Momentum sharing in imbalanced Fermi systems
O. Hen, M. Sargsian, L.B. Weinstein, E. Piasetzky, H. Hakobyan, D. W., Higinbotham, M. Braverman, W.K. Brooks, S. Gilad, K. P. Adhikari, J., Arrington, G. Asryan, H. Avakian, J. Ball, N. A. Baltzell, M. Battaglieri, A., Beck, S. May-Tal Beck, I. Bedlinskiy, W. Bertozzi

TL;DR
This paper demonstrates that in neutron-rich nuclei, short-range interactions lead to correlated high-momentum neutron-proton pairs, causing protons to have higher momentum probabilities than neutrons despite neutron excess.
Contribution
It reveals that short-range correlations cause protons to have higher momentum than neutrons in neutron-rich nuclei, challenging simple Fermi gas models.
Findings
Protons have a higher probability of high momentum than neutrons in neutron-rich nuclei.

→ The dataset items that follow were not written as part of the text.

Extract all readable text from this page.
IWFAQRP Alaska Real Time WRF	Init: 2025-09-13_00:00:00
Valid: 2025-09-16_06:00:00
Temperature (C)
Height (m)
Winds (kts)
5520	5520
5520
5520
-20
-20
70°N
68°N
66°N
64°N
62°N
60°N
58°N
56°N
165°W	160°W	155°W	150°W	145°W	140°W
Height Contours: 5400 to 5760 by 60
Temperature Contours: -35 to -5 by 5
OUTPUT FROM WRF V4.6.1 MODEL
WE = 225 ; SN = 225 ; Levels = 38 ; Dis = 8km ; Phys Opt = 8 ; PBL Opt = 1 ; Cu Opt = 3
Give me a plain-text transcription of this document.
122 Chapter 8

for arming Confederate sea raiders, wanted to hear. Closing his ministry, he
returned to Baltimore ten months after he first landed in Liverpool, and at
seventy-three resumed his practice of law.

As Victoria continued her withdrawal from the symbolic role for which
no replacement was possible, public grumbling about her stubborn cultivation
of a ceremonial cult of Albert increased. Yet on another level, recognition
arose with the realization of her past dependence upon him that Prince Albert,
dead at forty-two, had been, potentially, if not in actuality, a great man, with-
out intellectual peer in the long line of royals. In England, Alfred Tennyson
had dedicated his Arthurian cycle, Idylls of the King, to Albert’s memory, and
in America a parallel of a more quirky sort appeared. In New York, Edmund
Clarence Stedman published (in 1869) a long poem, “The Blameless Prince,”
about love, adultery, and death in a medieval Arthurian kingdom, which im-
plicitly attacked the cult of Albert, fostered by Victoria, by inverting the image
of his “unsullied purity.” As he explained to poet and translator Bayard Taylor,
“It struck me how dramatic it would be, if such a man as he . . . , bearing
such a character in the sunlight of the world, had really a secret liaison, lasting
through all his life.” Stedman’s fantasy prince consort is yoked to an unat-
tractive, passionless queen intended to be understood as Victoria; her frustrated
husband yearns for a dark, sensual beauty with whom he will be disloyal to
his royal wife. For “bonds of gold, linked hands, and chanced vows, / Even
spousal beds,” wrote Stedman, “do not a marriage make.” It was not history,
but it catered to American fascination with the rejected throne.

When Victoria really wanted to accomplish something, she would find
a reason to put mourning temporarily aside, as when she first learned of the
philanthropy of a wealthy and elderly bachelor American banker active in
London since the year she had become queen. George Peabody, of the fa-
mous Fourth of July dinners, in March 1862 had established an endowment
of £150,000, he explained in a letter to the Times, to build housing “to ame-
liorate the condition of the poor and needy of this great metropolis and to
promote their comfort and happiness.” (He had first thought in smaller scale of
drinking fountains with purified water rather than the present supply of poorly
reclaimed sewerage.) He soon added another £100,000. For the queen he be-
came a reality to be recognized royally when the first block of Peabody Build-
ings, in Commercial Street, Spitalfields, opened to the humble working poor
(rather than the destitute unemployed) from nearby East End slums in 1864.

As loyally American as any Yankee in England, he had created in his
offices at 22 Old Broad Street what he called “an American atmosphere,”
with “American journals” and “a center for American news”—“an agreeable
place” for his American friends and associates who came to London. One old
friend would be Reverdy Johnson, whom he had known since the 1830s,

Short-range interactions induce correlated neutron-proton pairs at high momentum.
Implications extend to neutron stars and ultra-cold atomic gases.
Abstract
The atomic nucleus is composed of two different kinds of fermions, protons and neutrons. If the protons and neutrons did not interact, the Pauli exclusion principle would force the majority fermions (usually neutrons) to have a higher average momentum. Our high-energy electron scattering measurements using 12C, 27Al, 56Fe and 208Pb targets show that, even in heavy neutron-rich nuclei, short-range interactions between the fermions form correlated high-momentum neutron-proton pairs. Thus, in neutron-rich nuclei, protons have a greater probability than neutrons to have momentum greater than the Fermi momentum. This finding has implications ranging from nuclear few body systems to neutron stars and may also be observable experimentally in two-spin state, ultra-cold atomic gas systems.